Note that index and foreign key creation continues after the Dataflow import job completes. Change streams are created before the import job completes, but after all the data is imported.

  • Data location: Data is transferred between Spanner and Cloud Storage using Dataflow. Ideally all three components are located in the same region. If the components are not in the same region, moving the data across regions slows the job down.

  • Number of Dataflow workers: Optimal Dataflow workers are necessary for good performance. By using autoscaling, Dataflow chooses the number of workers for the job depending on the amount of work that needs to be done. The number of workers will, however, be capped by the quotas for CPUs, in-use IP addresses, and standard persistent disk. The Dataflow UI displays a warning icon if it encounters quota caps. In this situation, progress is slower, but the job should still complete. Autoscaling can overload Spanner leading to errors when there is a large amount of data to import.

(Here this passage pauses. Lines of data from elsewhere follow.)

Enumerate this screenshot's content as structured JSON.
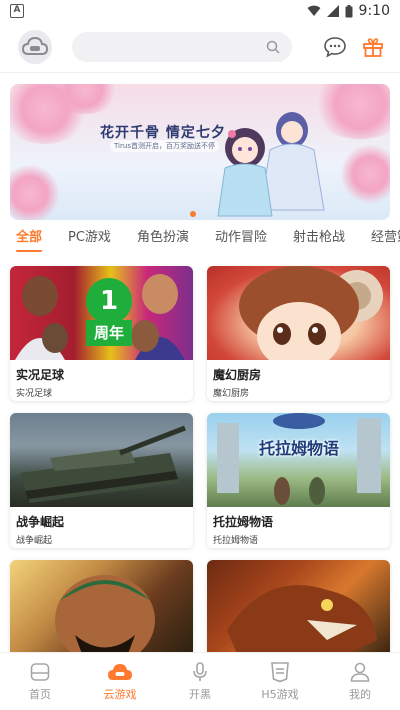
{
  "statusbar": {
    "time": "9:10"
  },
  "header": {
    "search_placeholder": ""
  },
  "banner": {
    "title": "花开千骨  情定七夕",
    "subtitle": "Tirus首测开启，百万奖励送不停",
    "page_count": 1,
    "active_page": 0
  },
  "tabs": [
    {
      "label": "全部",
      "active": true
    },
    {
      "label": "PC游戏",
      "active": false
    },
    {
      "label": "角色扮演",
      "active": false
    },
    {
      "label": "动作冒险",
      "active": false
    },
    {
      "label": "射击枪战",
      "active": false
    },
    {
      "label": "经营策略",
      "active": false
    }
  ],
  "games": [
    {
      "title": "实况足球",
      "subtitle": "实况足球",
      "badge_top": "1",
      "badge_bottom": "周年"
    },
    {
      "title": "魔幻厨房",
      "subtitle": "魔幻厨房"
    },
    {
      "title": "战争崛起",
      "subtitle": "战争崛起"
    },
    {
      "title": "托拉姆物语",
      "subtitle": "托拉姆物语",
      "art_text": "托拉姆物语"
    },
    {
      "title": "",
      "subtitle": ""
    },
    {
      "title": "",
      "subtitle": ""
    }
  ],
  "bottom_nav": [
    {
      "label": "首页",
      "icon": "home-icon",
      "active": false
    },
    {
      "label": "云游戏",
      "icon": "cloud-game-icon",
      "active": true
    },
    {
      "label": "开黑",
      "icon": "microphone-icon",
      "active": false
    },
    {
      "label": "H5游戏",
      "icon": "h5-badge-icon",
      "active": false
    },
    {
      "label": "我的",
      "icon": "profile-icon",
      "active": false
    }
  ],
  "colors": {
    "accent": "#ff7a2e",
    "inactive": "#9a9a9a"
  }
}
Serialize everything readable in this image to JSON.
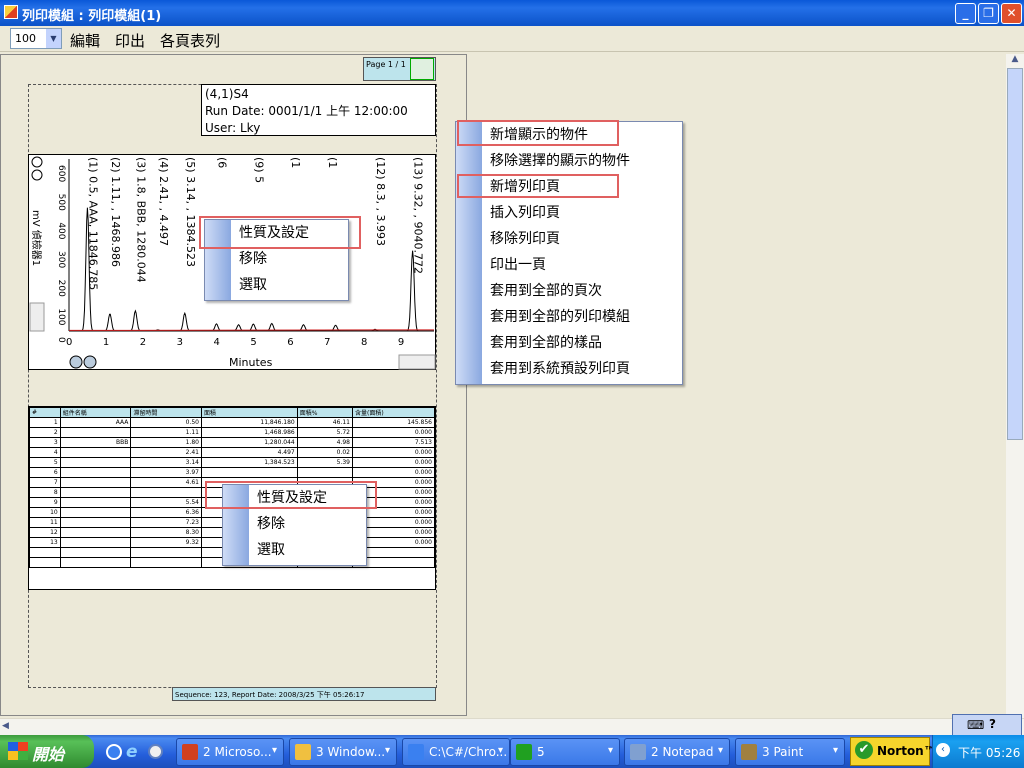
{
  "window": {
    "title": "列印模組 : 列印模組(1)",
    "minimize": "_",
    "restore": "❐",
    "close": "✕"
  },
  "toolbar": {
    "zoom_value": "100",
    "menus": [
      "編輯",
      "印出",
      "各頁表列"
    ]
  },
  "page": {
    "page_label": "Page 1 / 1",
    "info": [
      "(4,1)S4",
      "Run  Date:  0001/1/1 上午 12:00:00",
      "User: Lky"
    ],
    "footer": "Sequence:  123,  Report  Date:  2008/3/25  下午 05:26:17"
  },
  "chart_data": {
    "type": "line",
    "xlabel": "Minutes",
    "ylabel": "mV 偵檢器1",
    "x_ticks": [
      "0",
      "1",
      "2",
      "3",
      "4",
      "5",
      "6",
      "7",
      "8",
      "9"
    ],
    "y_ticks": [
      "0",
      "100",
      "200",
      "300",
      "400",
      "500",
      "600"
    ],
    "xlim": [
      0,
      9.9
    ],
    "ylim": [
      0,
      600
    ],
    "peak_labels": [
      "(1) 0.5, AAA, 11846.785",
      "(2) 1.11, , 1468.986",
      "(3) 1.8, BBB, 1280.044",
      "(4) 2.41, , 4.497",
      "(5) 3.14, , 1384.523",
      "(6",
      "(9) 5",
      "(1",
      "(1",
      "(12) 8.3, , 3.993",
      "(13) 9.32, , 9040.772"
    ]
  },
  "table": {
    "headers": [
      "#",
      "組件名稱",
      "滯留時間",
      "面積",
      "面積%",
      "含量(面積)"
    ],
    "rows": [
      [
        "1",
        "AAA",
        "0.50",
        "11,846.180",
        "46.11",
        "145.856"
      ],
      [
        "2",
        "",
        "1.11",
        "1,468.986",
        "5.72",
        "0.000"
      ],
      [
        "3",
        "BBB",
        "1.80",
        "1,280.044",
        "4.98",
        "7.513"
      ],
      [
        "4",
        "",
        "2.41",
        "4.497",
        "0.02",
        "0.000"
      ],
      [
        "5",
        "",
        "3.14",
        "1,384.523",
        "5.39",
        "0.000"
      ],
      [
        "6",
        "",
        "3.97",
        "",
        "",
        "0.000"
      ],
      [
        "7",
        "",
        "4.61",
        "",
        "",
        "0.000"
      ],
      [
        "8",
        "",
        "",
        "",
        "",
        "0.000"
      ],
      [
        "9",
        "",
        "5.54",
        "",
        "",
        "0.000"
      ],
      [
        "10",
        "",
        "6.36",
        "",
        "",
        "0.000"
      ],
      [
        "11",
        "",
        "7.23",
        "",
        "",
        "0.000"
      ],
      [
        "12",
        "",
        "8.30",
        "",
        "",
        "0.000"
      ],
      [
        "13",
        "",
        "9.32",
        "",
        "",
        "0.000"
      ]
    ]
  },
  "ctx_main": [
    "新增顯示的物件",
    "移除選擇的顯示的物件",
    "新增列印頁",
    "插入列印頁",
    "移除列印頁",
    "印出一頁",
    "套用到全部的頁次",
    "套用到全部的列印模組",
    "套用到全部的樣品",
    "套用到系統預設列印頁"
  ],
  "ctx_chart": [
    "性質及設定",
    "移除",
    "選取"
  ],
  "ctx_table": [
    "性質及設定",
    "移除",
    "選取"
  ],
  "taskbar": {
    "start": "開始",
    "tasks": [
      "2 Microso...",
      "3 Window...",
      "C:\\C#/Chro...",
      "5",
      "2 Notepad",
      "3 Paint"
    ],
    "norton": "Norton™",
    "clock": "下午 05:26"
  },
  "colors": {
    "highlight_box": "#e06060",
    "chart_line": "#000000",
    "baseline": "#d02020"
  }
}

  • Existing load on Spanner: An import job adds significant CPU load on a Spanner instance. If the instance already has a substantial existing load, then the job runs more slowly.

  • Amount of Spanner compute capacity: If the CPU utilization for the instance is over 65%, then the job runs more slowly.

Tune workers for good import performance

When starting a Spanner import job, Dataflow workers must be set to an optimal value for good performance. Too many workers overloads Spanner and too few workers results in an underwhelming import performance.

The maximum number of workers is heavily dependent on the data size, but ideally, the total Spanner CPU utilization should be between 70% to 90%. This provides a good balance between Spanner efficiency and error-free job completion.

To achieve that utilization target in the majority of schemas and scenarios, we recommend a max number of worker vCPUs between 4-6x the number of Spanner nodes.

For example, for a 10 node Spanner instance, using n1-standard-2 workers, you would set max workers to 25, giving 50 vCPUs.